Les deux conditions à remplir
La perte doit être involontaire. Un retrait d'enfant décidé par les parents l'est : la rupture vient de l'employeur, quel que soit son motif. Une rupture pendant la période d'essai à leur initiative aussi. Votre propre démission, non — sauf dans les cas dits légitimes, dont l'un vise expressément notre métier (voir plus bas).
Il faut ensuite avoir suffisamment travaillé. Le règlement exige une durée minimale d'affiliation : 130 jours travaillés ou 910 heures travaillées sur les vingt-quatre mois précédant la fin du contrat, portés à trente-six mois à partir de 53 ans. Ce seuil est celui du texte en vigueur au jour où nous écrivons ; il a changé plusieurs fois en quelques années, et c'est le premier point à vérifier auprès de France Travail.
Bonne nouvelle sur ce point : toutes vos heures comptent, chez tous vos employeurs, y compris ceux que vous gardez. Une assistante maternelle à temps plein sur plusieurs contrats atteint le seuil largement.
Le papier à ne pas oublier
France Travail a besoin d'une attestation employeur pour chaque contrat terminé. C'est à l'employeur de la produire, et Pajemploi la met à sa disposition depuis son compte : un parent qui vous dit ne pas savoir faire trouvera la démarche dans son espace, à la fin de la déclaration du dernier mois.

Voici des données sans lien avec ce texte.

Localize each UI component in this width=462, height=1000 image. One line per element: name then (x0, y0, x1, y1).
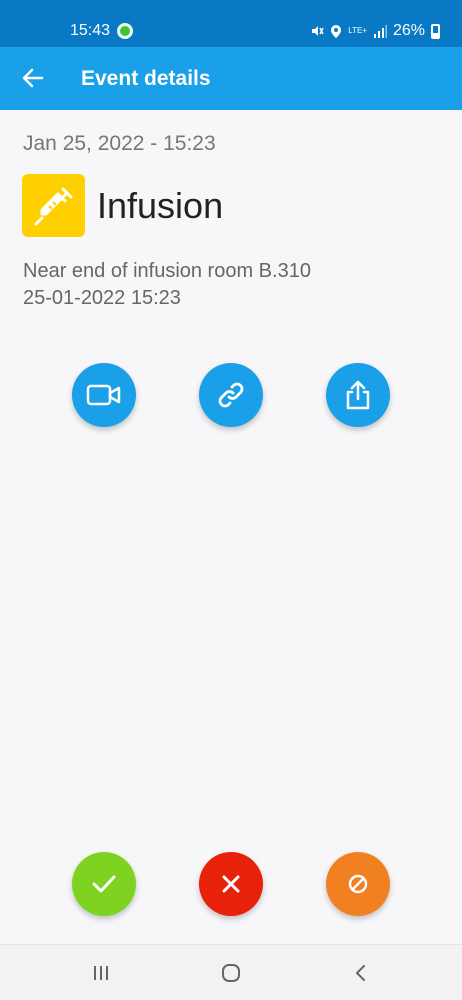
link-button[interactable] (199, 363, 263, 427)
home-icon (222, 964, 240, 982)
accept-button[interactable] (72, 852, 136, 916)
recent-apps-button[interactable] (83, 959, 119, 987)
description-line: Near end of infusion room B.310 (23, 260, 311, 282)
battery-percent: 26% (392, 22, 425, 39)
event-type-title: Infusion (97, 185, 224, 226)
location-icon (331, 24, 342, 38)
description-line: 25-01-2022 15:23 (23, 287, 181, 309)
link-icon (218, 382, 244, 408)
battery-icon (431, 23, 440, 39)
event-date: Jan 25, 2022 - 15:23 (23, 132, 216, 155)
mute-icon (312, 26, 324, 36)
reject-button[interactable] (199, 852, 263, 916)
event-description: Near end of infusion room B.310 25-01-20… (23, 258, 311, 312)
back-button[interactable] (14, 59, 52, 97)
video-camera-icon (86, 384, 121, 406)
arrow-back-icon (22, 68, 44, 88)
signal-icon (373, 24, 387, 38)
share-button[interactable] (326, 363, 390, 427)
close-icon (222, 875, 240, 893)
status-icons: LTE+ 26% (310, 22, 440, 40)
back-icon (356, 965, 365, 981)
check-icon (92, 875, 116, 893)
chat-notification-icon (117, 23, 133, 39)
system-nav-bar (0, 944, 462, 1000)
ignore-button[interactable] (326, 852, 390, 916)
recent-apps-icon (94, 966, 108, 980)
share-icon (346, 380, 370, 410)
event-type-icon (22, 174, 85, 237)
video-button[interactable] (72, 363, 136, 427)
home-button[interactable] (213, 959, 249, 987)
page-title: Event details (81, 67, 211, 90)
lte-icon: LTE+ (348, 26, 367, 35)
status-time: 15:43 (70, 22, 111, 39)
syringe-icon (34, 187, 72, 225)
nav-back-button[interactable] (343, 959, 379, 987)
status-bar: 15:43 LTE+ 26% (0, 0, 462, 47)
app-bar: Event details (0, 47, 462, 110)
block-icon (348, 874, 368, 894)
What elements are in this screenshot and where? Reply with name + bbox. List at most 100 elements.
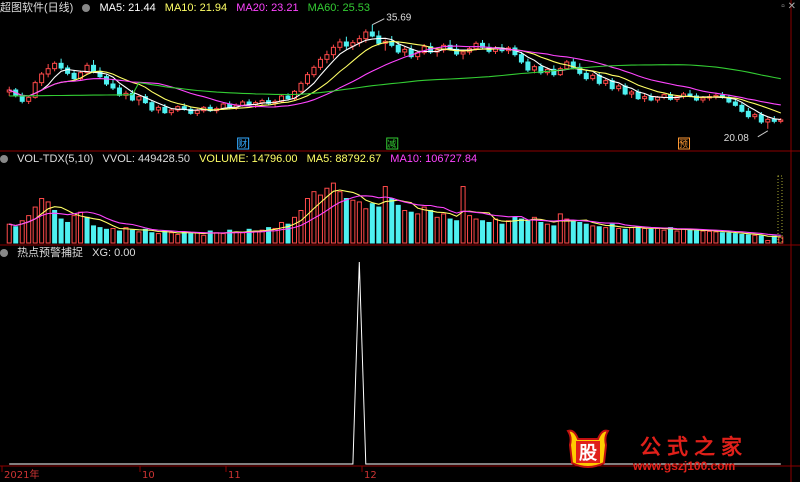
volume-bar — [713, 231, 719, 244]
volume-bar — [674, 230, 680, 244]
volume-bar — [233, 231, 239, 244]
ma60-value: MA60: 25.53 — [307, 2, 371, 14]
candle-body — [110, 83, 116, 89]
minimize-icon[interactable]: ▫ — [781, 1, 785, 12]
x-tick-label: 10 — [142, 470, 155, 481]
volume-bar — [220, 233, 226, 244]
volume-bar — [505, 220, 511, 244]
volume-bar — [719, 232, 725, 244]
price-header: 超图软件(日线) MA5: 21.44 MA10: 21.94 MA20: 23… — [0, 1, 376, 15]
volume-bar — [551, 225, 557, 244]
candle-body — [330, 46, 336, 56]
volume-bar — [486, 221, 492, 244]
volume-bar — [454, 220, 460, 244]
volume-bar — [706, 230, 712, 244]
candle-body — [363, 31, 369, 40]
volume-bar — [778, 236, 784, 244]
candle-body — [616, 85, 622, 90]
candle-body — [298, 82, 304, 92]
candle-body — [648, 96, 654, 101]
volume-bar — [13, 226, 19, 244]
candle-body — [395, 44, 401, 53]
candle-body — [531, 66, 537, 71]
candle-body — [97, 70, 103, 78]
event-tag-label: 减 — [387, 138, 396, 150]
volume-bar — [700, 230, 706, 244]
volume-bar — [499, 223, 505, 244]
chart-canvas[interactable]: 35.69 20.08 财 减 预 2021年 10 11 12 — [0, 0, 800, 482]
volume-bar — [253, 230, 259, 244]
volume-bar — [661, 229, 667, 244]
high-label: 35.69 — [386, 13, 411, 24]
volume-bar — [655, 227, 661, 244]
candle-body — [71, 72, 77, 80]
candle-body — [343, 41, 349, 47]
volume-bar — [460, 186, 466, 244]
volume-bar — [65, 221, 71, 244]
vol-ma5-value: MA5: 88792.67 — [306, 153, 382, 165]
volume-bar — [363, 208, 369, 244]
settings-dot-icon[interactable] — [82, 4, 91, 12]
settings-dot-icon[interactable] — [0, 155, 8, 163]
volume-bar — [473, 218, 479, 244]
volume-bar — [531, 216, 537, 244]
candle-body — [168, 109, 174, 114]
settings-dot-icon[interactable] — [0, 249, 8, 257]
candle-body — [324, 54, 330, 60]
candle-body — [304, 74, 310, 84]
volume-bar — [168, 232, 174, 244]
volume-bar — [557, 213, 563, 244]
volume-bar — [421, 206, 427, 244]
volume-bar — [136, 231, 142, 244]
volume-bar — [32, 206, 38, 244]
volume-bar — [629, 227, 635, 244]
volume-bar — [84, 216, 90, 244]
volume-bar — [726, 232, 732, 244]
volume-bar — [39, 198, 45, 244]
vol-ma10-value: MA10: 106727.84 — [390, 153, 478, 165]
close-icon[interactable]: ✕ — [788, 1, 796, 12]
ma20-value: MA20: 23.21 — [236, 2, 299, 14]
volume-bar — [356, 201, 362, 244]
volume-bar — [596, 226, 602, 244]
candle-body — [103, 76, 110, 85]
volume-bar — [129, 229, 135, 244]
candle-body — [642, 96, 648, 100]
candle-body — [629, 91, 635, 95]
volume-bar — [142, 228, 148, 244]
volume-bar — [214, 232, 220, 244]
candle-body — [758, 114, 764, 123]
volume-bar — [428, 209, 434, 244]
candle-body — [778, 119, 784, 122]
volume-bar — [480, 220, 486, 244]
candle-body — [765, 118, 771, 123]
volume-bar — [408, 211, 414, 244]
candle-body — [583, 72, 589, 80]
volume-bar — [369, 203, 375, 244]
volume-bar — [298, 209, 304, 244]
volume-bar — [343, 198, 349, 244]
volume-bar — [752, 234, 758, 244]
candle-body — [136, 96, 142, 101]
volume-bar — [758, 235, 764, 244]
volume-bar — [279, 221, 285, 244]
volume-bar — [91, 225, 97, 244]
indicator-header: 热点预警捕捉 XG: 0.00 — [0, 246, 142, 260]
volume-bar — [58, 218, 64, 244]
candle-body — [369, 31, 375, 37]
candle-body — [162, 106, 168, 114]
volume-bar — [395, 204, 401, 244]
volume-bar — [525, 220, 531, 244]
volume-bar — [155, 233, 161, 244]
candle-body — [590, 74, 596, 80]
volume-bar — [71, 215, 77, 244]
volume-bar — [175, 233, 181, 244]
volume-bar — [642, 227, 648, 244]
candle-body — [739, 104, 745, 112]
volume-bar — [492, 218, 499, 244]
indicator-name: 热点预警捕捉 — [17, 247, 84, 259]
candle-body — [194, 110, 200, 114]
volume-bar — [447, 218, 453, 244]
volume-bar — [441, 213, 447, 244]
volume-bar — [590, 225, 596, 244]
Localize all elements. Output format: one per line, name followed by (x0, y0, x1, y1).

Rassemblez aussi vos bulletins de salaire des vingt-quatre derniers mois, pour tous vos employeurs. C'est sur eux que se calcule le salaire de référence, et c'est là que les dossiers traînent le plus souvent — un employeur qui n'a jamais remis de bulletin devient un problème le jour où il faut ouvrir des droits.
La démission qui ouvre quand même des droits
Le règlement dresse une liste de démissions dites légitimes, qui n'empêchent pas l'indemnisation. L'une d'elles ne concerne que nous : « la démission d'un assistant maternel qui fait suite au refus de l'employeur de faire vacciner son enfant ». Si vous démissionnez parce qu'une famille refuse les vaccinations obligatoires, vous ne perdez pas vos droits — c'est le pendant financier de votre droit de refuser l'accueil.
Ce que l'allocation ne remplace pas
L'indemnisation ne dispense l'employeur de rien. Le préavis, l'indemnité de rupture, le solde des congés payés et la régularisation de la mensualisation restent dûs, et se réclament indépendamment : tout ce qui est dû à la fin d'un contrat est détaillé dans un autre guide. Une allocation versée ne vaut pas quittance.